In 1975 he began a political cartoon strip, Plympton, in The Soho Weekly News which was syndicated by Universal Press. In 1983 the Android Sister, Valeria Wasilewski, approached Bill to work on Boomtown, a film she was producing of Jules Feiffer’s song. According to Plympton, Connie D’Antuono, also one of the film’s producers, “sort of held my hand through the whole process. It was a great way to learn to make a film.”
After Boomtown he started making an animated film of his own called Drawing Lesson # 2. Bill once played steel guitar in a Country Western Band led by Maureen McElheron, and when inclement weather slowed production of live action scenes he opted to start another film. He asked Maureen to write the musical score and sing. That film was Your Face.
After Your Face received the Oscar nomination his work started appearing with more and more frequency on MTV. His shorts were winning prizes like crazy and he wanted a new challenge. That new challenge turned out to be The Tune, his childhood dream of making a full-length movie come true.
Not bad for a failed Belt Salesman.
I asked Bill what he felt was the turning point of his career, and what animators and cartoonists influenced him the most.
“My turning point was when my cartoons appeared on MTV. It seems even now, all over the world, people remember me as the MTV animator. My influences are: Tex Avery, Walt Disney, Bob Clampett, R. Crumb, Winsor McCay, Quentin Tarantino, Frank Capra, Roland Tupor, Carols Nine, A.B. Frost, Charles Addams, plus many others.”
I want to thank Molly Hahn for relaying my questions to Bill and his answers back to me.
So why do we like cartoons so much? Well for one thing, the characters don’t require stuntmen.

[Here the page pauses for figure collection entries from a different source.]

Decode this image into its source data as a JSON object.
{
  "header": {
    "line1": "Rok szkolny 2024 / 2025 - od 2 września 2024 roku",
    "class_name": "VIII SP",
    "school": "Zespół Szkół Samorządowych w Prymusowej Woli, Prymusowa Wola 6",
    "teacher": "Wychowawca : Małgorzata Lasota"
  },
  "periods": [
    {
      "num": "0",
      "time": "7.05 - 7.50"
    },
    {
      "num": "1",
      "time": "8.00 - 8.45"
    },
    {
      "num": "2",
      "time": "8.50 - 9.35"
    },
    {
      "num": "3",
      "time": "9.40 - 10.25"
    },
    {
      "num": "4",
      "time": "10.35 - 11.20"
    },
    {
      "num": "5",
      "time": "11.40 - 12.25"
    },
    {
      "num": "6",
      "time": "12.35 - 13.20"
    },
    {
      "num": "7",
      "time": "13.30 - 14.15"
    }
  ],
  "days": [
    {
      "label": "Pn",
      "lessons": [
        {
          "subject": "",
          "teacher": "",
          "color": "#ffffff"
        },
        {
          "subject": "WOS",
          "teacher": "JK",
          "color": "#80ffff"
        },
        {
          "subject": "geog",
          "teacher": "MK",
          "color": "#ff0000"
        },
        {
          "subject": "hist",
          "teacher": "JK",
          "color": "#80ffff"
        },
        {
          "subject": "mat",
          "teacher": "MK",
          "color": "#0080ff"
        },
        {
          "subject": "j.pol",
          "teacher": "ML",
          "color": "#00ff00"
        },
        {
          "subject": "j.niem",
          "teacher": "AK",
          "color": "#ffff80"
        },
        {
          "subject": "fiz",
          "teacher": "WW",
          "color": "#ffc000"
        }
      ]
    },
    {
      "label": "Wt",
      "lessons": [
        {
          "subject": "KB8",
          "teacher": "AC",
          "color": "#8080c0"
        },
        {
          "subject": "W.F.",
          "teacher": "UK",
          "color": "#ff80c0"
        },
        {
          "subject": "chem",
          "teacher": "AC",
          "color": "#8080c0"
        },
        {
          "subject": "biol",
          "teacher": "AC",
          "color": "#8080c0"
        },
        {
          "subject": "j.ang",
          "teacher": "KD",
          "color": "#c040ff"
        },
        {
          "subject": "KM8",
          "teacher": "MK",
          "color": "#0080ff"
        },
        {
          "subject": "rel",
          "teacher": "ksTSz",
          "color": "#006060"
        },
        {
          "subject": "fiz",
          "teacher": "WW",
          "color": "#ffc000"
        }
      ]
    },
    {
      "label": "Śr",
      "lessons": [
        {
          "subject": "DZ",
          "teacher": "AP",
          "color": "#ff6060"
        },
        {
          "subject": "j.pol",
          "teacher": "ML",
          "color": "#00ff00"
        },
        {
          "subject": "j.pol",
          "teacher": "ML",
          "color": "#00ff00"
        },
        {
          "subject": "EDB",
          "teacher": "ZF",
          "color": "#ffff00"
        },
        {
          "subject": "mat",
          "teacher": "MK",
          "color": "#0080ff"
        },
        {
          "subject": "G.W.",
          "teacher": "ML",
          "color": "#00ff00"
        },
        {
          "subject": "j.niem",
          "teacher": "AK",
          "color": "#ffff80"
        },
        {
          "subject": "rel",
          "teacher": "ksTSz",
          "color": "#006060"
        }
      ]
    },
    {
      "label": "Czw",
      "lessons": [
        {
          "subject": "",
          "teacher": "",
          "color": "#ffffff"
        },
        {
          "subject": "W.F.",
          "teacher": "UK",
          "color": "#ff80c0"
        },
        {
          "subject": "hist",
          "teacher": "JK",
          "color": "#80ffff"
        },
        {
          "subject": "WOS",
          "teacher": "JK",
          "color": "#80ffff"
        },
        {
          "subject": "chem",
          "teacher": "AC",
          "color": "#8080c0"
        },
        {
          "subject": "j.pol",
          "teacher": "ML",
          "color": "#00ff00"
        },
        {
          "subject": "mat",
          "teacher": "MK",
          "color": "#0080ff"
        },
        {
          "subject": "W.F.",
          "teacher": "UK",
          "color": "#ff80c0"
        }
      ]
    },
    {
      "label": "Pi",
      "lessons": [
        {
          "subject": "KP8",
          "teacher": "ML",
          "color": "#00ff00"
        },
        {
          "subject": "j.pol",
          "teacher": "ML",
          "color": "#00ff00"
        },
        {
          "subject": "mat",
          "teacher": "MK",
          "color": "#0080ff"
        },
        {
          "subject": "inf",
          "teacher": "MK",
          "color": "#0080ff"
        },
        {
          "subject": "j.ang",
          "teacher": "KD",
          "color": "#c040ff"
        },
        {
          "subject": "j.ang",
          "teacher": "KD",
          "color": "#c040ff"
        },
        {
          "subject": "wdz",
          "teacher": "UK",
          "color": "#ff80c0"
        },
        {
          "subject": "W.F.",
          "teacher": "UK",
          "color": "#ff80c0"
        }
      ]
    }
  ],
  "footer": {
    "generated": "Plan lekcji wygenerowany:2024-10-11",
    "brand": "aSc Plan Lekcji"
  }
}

When that sledge hammer comes down on Sylvester the Cat’s big toe and it grows to the size of a watermelon there’s no trick photography involved. When Mighty Mouse flies through the air singing “Here I come to save the day!” there are no strings holding him up. Our hero is really flying. When Daffy Duck blows himself up on stage to one-up Bugs Bunny, his body actually splatters into a zillion pieces.
The stories are beautifully simplistic. We forget our complicated lives for a moment as Grieg’s Morning plays and Foghorn Leghorn rises to greet the new day before being stalked by a baby chicken hawk.
There’s a sense of permanence. Unlike human movie stars, the characters never change, and they don’t disappoint us. We never have to worry about them being exposed as criminals or perverts.
Maybe it’s simply because most of them make us laugh.
Whatever the reason, Toons are here to stay.